La bataille continue sur deux fronts pour l’OPEP et l’OPEP+ :
- COP 28 : éviter « tout ciblage spécifique des énergies fossiles dans un accord final ».
- Sur le marché : comment maintenir le baril du pétrole à un niveau raisonnable selon elle au-dessus des 80 dollars.
En face au moins une centaine de pays menés par les USA, le plus grand producteur de pétrole et de gaz, historiquement le plus grand émetteur de gaz à effet de serre, veulent à tout prix inscrire dans l’histoire des COP et de la guerre contre le réchauffement climatique, la fin des énergies fossiles à terme (une ou deux décennies ?), et plus particulièrement le pétrole et le charbon.
Un consensus presque impossible sur les énergies fossiles
Les échanges entre parties sont parfois virulents, notamment suite aux déclarations du Secrétaire général de l’OPEP Haithem El Ghais qui estime qu’«Il n’y a pas de solution ou de voie unique pour atteindre un avenir énergétique durable ». Dans sa lettre datée du 6 Décembre 2023, il a demandé à « rejeter de manière proactive tout texte ou formule ciblant l’énergie, c’est-à-dire les combustibles fossiles plutôt que les émissions ». Pour lui« la pression indue et disproportionnée contre les combustibles fossiles pourrait atteindre un point critique avec des conséquences irréversibles, dans la mesure où le projet de décision contient encore des options sur l’élimination progressive des combustibles fossiles ».
La crainte des pays producteurs et en particulier ceux de l’OPEP+ provient du fait que le scénario de transition modérée préconisé par l’AIE et basée sur une réduction conséquente des consommations d’énergies fossiles, impacterait de façon significative leurs revenus provenant de l’exportation des hydrocarbures.
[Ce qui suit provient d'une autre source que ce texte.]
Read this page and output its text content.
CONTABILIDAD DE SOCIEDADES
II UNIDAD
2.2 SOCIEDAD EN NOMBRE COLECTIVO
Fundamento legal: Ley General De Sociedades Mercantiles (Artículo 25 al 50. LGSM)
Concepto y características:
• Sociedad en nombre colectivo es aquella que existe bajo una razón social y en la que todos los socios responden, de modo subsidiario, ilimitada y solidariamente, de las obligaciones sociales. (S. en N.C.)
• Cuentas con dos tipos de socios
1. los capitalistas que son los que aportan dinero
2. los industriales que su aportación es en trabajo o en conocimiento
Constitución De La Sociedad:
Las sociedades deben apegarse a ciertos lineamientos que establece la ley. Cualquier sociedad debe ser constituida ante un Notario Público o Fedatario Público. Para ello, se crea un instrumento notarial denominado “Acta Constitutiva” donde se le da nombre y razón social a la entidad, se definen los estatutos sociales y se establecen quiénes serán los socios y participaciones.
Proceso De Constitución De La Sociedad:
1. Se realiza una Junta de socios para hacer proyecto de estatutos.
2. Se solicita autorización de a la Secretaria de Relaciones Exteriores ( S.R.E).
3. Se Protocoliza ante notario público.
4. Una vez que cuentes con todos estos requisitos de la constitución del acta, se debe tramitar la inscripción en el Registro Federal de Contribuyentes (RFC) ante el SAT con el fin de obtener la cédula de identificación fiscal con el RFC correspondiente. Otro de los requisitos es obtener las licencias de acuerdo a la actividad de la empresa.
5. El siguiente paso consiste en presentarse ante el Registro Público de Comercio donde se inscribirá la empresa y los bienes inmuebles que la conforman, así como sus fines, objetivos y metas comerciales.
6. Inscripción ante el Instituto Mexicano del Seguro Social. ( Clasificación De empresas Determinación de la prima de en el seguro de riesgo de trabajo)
Selon l’AIE la consommation pétrolière mondiale a atteint en Octobre 2023, 102 millions de barils/jour. Elle devrait atteindre selon l’OPEP 116 millions de barils/jour en 2045, ce qui n’est pas l’avis de l’AIE qui prévoit une chute de la demande dès 2024 et un pic de la demande avant 2030. Or les exportations des pays OPEP et OPEP+ sont au moins de 40% de leurs recettes d’exportation et leurs budgets, quand ce n’est pas plus pour la plupart, particulièrement ceux d’Afrique. Cette crainte est d’autant plus élevée que la production pétrolière de l’OPEP n’est que de 28 millions de barils/jour en moyenne sur l’année 2023, (et environ 40 millions pour toute l’OPEP+), contre une production de 62 millions de la part des autres producteurs, souvent soit consommateurs eux-mêmes, ou très gros producteurs et exportateurs dont l’économie n’est pas rentière, et ayant plus de moyens ou d’avance sur une transition vers un mix énergétique propre.
L’OPEP met en avant l’importance de la sécurité des approvisionnements en énergies fossiles dont le rôle est capital dans une transition juste et mesurée qui ne puisse mettre en péril aucune économie, car « le monde a besoin d’investissements majeurs dans toutes les énergies, y compris les hydrocarbures, dans toutes les technologies, et d’une compréhension des besoins énergétiques de tous les peuples ». « Même si les pays membres de l’OPEP et les pays non membres de l’OPEP participant à la Charte de coopération (CoC) prennent le changement climatique au sérieux et ont fait leurs preuves en matière d’actions climatiques, il serait inacceptable que des campagnes à motivation politique mettent en danger la prospérité et l’avenir de nos peuples ».
Pourquoi le marché pétrolier est incertain en ce moment et jusqu’à quand ?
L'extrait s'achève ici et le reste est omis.